Data security risks are not going away in the health care sector and while strategies such as employee training and a strong data breach response system help, a new option to protect your business is emerging: cyber liability insurance.
Health care cybersecurity spending is predicted to grow to $65 billion between 2017 and 2021, according to the Experian 2018 Data Breach Industry Forecast. Experian also reports health care organizations will be the most targeted industry this year as new and sophisticated attacks are on the horizon.
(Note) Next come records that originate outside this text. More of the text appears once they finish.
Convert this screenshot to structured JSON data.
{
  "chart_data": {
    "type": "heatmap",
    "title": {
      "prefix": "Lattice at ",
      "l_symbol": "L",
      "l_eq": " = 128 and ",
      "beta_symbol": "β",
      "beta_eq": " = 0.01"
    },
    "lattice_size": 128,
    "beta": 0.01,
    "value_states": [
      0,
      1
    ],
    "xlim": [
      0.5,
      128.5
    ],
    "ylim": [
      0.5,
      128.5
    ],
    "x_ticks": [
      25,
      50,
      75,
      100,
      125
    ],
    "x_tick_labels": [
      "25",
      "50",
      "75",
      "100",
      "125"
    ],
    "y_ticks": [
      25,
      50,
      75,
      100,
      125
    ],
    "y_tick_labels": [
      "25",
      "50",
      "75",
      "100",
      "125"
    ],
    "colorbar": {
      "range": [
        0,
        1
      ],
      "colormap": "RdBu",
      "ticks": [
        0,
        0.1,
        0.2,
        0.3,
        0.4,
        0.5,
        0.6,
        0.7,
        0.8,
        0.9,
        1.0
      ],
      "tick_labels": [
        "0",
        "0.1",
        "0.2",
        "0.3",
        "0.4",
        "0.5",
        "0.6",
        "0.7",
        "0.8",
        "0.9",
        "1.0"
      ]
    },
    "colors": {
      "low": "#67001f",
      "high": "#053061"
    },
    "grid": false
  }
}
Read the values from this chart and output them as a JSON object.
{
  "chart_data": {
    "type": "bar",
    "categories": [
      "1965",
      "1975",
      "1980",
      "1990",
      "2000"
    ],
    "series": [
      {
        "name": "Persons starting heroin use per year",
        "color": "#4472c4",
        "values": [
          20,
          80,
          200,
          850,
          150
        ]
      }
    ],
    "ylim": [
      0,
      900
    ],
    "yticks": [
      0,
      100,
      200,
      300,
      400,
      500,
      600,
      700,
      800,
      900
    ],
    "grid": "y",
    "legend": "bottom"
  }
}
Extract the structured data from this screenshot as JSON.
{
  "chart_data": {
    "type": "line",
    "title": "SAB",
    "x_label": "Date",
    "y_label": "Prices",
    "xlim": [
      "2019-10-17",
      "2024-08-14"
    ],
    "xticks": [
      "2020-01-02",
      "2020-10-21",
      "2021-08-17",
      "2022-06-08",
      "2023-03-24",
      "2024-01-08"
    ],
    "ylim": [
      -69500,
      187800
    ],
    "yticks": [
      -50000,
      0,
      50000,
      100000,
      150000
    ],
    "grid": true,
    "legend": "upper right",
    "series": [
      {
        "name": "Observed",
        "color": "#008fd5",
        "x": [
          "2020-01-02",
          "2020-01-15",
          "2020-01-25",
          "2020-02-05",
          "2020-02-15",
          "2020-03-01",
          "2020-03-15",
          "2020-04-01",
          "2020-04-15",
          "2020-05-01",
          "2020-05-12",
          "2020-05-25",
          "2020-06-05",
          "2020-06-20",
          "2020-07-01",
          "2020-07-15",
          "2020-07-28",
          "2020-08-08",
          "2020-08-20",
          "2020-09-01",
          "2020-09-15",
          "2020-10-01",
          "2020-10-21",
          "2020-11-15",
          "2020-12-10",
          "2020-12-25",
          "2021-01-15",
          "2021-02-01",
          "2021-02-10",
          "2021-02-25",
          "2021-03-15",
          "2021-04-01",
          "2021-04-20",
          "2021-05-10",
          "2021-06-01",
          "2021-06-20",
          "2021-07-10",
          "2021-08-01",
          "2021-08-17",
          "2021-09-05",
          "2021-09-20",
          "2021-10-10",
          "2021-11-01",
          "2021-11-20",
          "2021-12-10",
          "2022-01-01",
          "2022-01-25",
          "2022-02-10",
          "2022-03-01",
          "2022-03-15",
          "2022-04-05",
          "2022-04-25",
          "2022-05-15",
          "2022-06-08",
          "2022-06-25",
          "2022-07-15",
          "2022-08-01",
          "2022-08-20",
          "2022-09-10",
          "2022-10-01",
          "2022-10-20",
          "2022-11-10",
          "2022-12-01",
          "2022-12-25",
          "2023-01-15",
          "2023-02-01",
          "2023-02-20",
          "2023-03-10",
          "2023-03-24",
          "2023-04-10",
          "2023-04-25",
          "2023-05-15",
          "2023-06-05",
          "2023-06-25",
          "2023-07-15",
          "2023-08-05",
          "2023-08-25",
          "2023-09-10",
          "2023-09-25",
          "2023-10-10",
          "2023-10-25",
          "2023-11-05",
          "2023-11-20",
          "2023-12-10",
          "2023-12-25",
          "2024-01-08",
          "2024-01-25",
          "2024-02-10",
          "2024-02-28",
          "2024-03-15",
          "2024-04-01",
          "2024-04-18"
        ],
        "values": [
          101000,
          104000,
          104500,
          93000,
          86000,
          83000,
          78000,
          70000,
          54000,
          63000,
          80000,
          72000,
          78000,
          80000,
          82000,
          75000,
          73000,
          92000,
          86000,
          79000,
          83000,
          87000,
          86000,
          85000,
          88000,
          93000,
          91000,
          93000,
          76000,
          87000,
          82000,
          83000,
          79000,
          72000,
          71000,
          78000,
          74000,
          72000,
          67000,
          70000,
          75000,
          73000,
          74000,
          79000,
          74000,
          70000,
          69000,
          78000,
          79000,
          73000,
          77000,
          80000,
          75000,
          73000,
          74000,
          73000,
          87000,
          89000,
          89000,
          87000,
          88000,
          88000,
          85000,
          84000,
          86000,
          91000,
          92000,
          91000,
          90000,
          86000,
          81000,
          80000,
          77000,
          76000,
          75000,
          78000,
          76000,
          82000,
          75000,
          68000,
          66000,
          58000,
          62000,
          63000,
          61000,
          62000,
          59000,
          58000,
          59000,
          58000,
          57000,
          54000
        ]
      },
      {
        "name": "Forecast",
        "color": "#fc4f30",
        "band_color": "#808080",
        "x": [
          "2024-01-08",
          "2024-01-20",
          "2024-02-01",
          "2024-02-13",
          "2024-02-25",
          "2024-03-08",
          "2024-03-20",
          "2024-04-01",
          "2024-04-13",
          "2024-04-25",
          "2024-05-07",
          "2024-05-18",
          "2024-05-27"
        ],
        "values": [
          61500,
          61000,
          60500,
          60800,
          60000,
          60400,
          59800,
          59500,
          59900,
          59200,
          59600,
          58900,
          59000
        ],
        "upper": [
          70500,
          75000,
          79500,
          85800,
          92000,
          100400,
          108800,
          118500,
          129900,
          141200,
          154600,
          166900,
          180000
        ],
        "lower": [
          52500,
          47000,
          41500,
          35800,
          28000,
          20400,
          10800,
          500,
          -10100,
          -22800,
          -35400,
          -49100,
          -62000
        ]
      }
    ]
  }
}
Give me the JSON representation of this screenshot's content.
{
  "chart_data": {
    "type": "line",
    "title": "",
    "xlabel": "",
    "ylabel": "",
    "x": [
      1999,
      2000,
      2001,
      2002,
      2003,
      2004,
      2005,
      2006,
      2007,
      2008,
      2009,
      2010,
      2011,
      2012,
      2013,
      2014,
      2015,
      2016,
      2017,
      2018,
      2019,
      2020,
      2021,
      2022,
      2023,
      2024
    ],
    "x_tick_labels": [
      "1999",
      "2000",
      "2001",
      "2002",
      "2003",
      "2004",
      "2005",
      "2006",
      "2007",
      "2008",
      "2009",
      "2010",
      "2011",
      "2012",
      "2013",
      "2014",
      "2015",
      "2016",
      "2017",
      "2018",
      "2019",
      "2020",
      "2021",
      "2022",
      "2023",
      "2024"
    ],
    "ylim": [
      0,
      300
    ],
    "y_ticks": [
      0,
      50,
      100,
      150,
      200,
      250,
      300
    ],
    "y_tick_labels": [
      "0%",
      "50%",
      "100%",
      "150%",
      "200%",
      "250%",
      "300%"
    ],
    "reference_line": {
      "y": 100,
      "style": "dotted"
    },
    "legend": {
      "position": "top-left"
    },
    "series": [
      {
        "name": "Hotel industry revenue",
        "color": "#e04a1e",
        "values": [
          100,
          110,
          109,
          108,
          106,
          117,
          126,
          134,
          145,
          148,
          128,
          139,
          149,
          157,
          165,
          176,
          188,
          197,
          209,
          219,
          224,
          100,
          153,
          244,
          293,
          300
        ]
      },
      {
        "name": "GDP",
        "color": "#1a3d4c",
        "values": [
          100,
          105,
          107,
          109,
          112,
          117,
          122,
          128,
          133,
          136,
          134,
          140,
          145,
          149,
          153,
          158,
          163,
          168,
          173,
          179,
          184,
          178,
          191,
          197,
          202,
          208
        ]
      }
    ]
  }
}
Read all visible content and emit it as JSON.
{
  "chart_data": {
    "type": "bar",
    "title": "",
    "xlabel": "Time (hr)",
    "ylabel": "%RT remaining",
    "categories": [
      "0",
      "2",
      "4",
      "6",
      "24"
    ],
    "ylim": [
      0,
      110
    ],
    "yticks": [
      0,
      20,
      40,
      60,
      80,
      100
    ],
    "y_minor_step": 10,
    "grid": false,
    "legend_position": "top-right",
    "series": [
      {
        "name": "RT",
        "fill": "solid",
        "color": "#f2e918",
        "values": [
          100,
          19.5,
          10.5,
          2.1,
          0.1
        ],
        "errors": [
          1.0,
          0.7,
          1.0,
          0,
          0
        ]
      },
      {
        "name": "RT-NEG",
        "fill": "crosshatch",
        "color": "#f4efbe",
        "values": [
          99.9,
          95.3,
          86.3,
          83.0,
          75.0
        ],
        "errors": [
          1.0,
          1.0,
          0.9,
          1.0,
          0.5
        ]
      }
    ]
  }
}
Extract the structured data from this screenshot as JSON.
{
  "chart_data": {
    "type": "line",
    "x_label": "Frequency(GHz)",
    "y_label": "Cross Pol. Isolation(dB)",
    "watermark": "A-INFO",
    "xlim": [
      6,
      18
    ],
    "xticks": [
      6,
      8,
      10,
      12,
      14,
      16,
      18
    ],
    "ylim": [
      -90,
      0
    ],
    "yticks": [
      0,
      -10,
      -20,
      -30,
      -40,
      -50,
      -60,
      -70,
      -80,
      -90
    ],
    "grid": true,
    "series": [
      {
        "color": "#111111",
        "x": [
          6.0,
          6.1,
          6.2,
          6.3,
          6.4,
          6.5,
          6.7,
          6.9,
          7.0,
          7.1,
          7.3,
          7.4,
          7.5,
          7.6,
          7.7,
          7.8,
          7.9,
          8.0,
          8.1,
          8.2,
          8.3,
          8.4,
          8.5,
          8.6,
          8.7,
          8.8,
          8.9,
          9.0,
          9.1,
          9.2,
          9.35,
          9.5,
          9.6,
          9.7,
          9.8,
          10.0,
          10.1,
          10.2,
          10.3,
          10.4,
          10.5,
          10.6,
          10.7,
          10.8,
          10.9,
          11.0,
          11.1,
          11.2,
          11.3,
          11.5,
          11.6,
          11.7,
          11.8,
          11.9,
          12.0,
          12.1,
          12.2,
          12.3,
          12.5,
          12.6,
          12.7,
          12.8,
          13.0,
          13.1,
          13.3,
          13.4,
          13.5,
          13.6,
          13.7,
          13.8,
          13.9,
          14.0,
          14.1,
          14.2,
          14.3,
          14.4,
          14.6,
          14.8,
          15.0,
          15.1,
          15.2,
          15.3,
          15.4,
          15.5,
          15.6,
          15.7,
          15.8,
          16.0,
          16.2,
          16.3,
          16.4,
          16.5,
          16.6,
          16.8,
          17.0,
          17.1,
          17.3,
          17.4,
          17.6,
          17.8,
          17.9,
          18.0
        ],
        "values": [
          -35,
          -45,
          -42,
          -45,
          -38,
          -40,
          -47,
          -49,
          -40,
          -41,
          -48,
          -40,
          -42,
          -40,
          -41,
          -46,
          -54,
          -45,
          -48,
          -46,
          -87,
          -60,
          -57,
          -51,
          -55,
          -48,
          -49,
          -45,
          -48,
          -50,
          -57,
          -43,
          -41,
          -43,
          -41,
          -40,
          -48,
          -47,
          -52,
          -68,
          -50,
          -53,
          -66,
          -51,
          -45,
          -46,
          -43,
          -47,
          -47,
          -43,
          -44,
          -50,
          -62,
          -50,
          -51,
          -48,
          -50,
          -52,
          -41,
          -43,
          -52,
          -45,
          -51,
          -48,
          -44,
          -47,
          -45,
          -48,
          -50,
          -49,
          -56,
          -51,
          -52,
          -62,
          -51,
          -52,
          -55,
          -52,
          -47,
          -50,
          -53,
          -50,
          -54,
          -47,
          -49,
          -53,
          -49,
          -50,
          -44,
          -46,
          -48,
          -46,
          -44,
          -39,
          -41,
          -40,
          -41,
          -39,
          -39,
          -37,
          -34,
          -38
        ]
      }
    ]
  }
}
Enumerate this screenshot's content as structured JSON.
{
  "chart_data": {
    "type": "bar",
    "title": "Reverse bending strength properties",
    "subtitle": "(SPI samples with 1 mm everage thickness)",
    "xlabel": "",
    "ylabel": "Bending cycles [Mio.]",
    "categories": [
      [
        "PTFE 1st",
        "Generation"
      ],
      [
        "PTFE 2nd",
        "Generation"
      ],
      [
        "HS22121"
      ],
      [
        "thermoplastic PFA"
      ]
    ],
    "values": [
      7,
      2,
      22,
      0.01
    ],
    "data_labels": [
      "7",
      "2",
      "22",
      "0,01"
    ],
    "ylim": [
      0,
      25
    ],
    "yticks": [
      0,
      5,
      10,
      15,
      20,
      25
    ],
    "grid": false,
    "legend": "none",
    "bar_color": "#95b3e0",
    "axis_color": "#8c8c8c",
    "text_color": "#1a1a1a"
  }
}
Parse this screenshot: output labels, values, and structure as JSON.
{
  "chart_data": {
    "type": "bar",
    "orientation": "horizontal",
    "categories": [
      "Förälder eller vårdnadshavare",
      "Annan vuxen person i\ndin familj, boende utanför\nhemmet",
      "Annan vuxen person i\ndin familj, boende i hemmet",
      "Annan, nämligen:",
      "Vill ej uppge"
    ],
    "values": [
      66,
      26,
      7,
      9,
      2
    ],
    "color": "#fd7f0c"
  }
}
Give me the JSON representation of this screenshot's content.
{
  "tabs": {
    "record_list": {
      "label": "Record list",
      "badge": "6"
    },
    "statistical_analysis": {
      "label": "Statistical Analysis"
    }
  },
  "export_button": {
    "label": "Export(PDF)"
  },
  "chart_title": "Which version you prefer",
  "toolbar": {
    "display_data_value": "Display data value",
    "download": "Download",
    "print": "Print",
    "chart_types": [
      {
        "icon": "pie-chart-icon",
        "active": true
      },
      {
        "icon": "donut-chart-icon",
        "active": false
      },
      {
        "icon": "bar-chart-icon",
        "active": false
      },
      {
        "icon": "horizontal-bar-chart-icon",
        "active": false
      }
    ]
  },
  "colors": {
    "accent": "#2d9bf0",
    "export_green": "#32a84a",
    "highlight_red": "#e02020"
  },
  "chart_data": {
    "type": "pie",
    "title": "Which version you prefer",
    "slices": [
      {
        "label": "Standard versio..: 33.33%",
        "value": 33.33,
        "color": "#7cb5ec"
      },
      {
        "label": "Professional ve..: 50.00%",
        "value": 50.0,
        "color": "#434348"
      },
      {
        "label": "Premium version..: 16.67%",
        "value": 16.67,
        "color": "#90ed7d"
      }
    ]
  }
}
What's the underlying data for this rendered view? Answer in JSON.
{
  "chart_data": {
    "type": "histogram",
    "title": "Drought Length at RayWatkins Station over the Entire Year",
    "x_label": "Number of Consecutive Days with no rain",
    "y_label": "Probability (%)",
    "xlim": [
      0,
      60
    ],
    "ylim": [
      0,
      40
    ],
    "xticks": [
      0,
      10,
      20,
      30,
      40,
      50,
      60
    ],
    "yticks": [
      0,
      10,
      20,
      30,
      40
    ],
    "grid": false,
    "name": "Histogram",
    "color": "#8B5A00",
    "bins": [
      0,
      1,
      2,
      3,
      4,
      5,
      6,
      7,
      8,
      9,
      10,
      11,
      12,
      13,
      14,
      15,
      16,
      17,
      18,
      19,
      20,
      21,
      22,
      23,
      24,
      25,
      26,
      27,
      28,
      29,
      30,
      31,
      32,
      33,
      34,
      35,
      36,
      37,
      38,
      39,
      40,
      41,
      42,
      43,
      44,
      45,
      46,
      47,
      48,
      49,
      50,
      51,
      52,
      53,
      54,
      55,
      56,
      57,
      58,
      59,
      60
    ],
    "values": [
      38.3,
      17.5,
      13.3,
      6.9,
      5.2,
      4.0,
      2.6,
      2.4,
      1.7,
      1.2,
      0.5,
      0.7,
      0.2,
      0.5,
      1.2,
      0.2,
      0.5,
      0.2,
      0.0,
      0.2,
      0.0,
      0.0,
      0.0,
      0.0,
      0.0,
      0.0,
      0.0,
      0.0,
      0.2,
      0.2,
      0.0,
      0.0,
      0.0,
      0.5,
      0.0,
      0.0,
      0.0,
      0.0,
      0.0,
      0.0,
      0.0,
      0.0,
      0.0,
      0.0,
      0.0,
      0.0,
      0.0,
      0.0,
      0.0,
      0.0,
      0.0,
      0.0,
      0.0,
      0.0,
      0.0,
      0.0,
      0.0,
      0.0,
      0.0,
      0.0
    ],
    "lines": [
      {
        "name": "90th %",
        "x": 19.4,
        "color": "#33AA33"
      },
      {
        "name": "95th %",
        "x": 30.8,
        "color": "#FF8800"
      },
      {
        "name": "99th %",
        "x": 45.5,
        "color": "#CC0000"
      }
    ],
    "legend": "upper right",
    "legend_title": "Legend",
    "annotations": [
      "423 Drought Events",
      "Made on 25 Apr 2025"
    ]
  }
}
The U.S. Department of Health and Human Services (HHS), media or state attorneys general received 233 breach industry reports from January to June 2017. “For the 193 attacks for which there are numbers, 3,159,236 patient records were affected,” according to Experian.
Providers are increasingly purchasing cyber liability insurance policies to ensure financial protections and resources to work through data breaches and maintain their reputation are in place, Becker’s Hospital Review Content/Strategist Editor Brooke Murphy reports in the white paper “Can Health Care Providers Afford Not to Have Cyber Insurance in 2018?”
“As cyber threats become the reality, and as [insurance] carriers have identified how significant and complex online exposure is, cyber liability policies have become more refined and more necessary,” James Fasone, senior vice president and national health care practice leader for Key Insurance & Benefits Services said in the white paper.
Purchasing cyber liability insurance may ultimately be more affordable than the costs to providers after a data breach occurs, from attorney’s fees to purchasing credit monitoring systems for affected consumers, according to the white paper. That’s not to mention the costs from any disruptions to providers’ business and as a result of time spent notifying patients.
And, even if providers spend money on the front end to protect their company and data from a cyber-attack, cyber criminals continue to find their way around firewalls and security systems. And, remember, the strongest security protections can still be put at risk by human error if not used properly.
Employees continue to present a big risk to companies, according to Experian. Regular training and a refresh of your data security policies are critical to staying ahead of threats and risks to sensitive information and data. It’s also helpful to limit the number of employees who have access to sensitive data, especially on mobile and portable devices. Make sure you have a strict policy for access and transport of mobile and portable devices containing sensitive information.
“Cyber liability insurance helps hospitals cover the costs of a data security breach for things like identity protection solutions, public relations, legal fees, liability and more due to loss, theft and unauthorized disclosure of data,” according to Becker’s Hospital Review.
When considering if cyber liability insurance is right for your business, and the level of insurance that is the best fit, it comes down to matching coverage with your “business objectives, asset vulnerability, third-party risk exposure and other external factors,” Murphy reports.
“The cyber insurance industry in the last three to five years has rapidly evolved to meet the needs of health care businesses in a digital world,” Fasone said in the white paper. “That means there are many more companies in the market offering a greater variety of coverage.”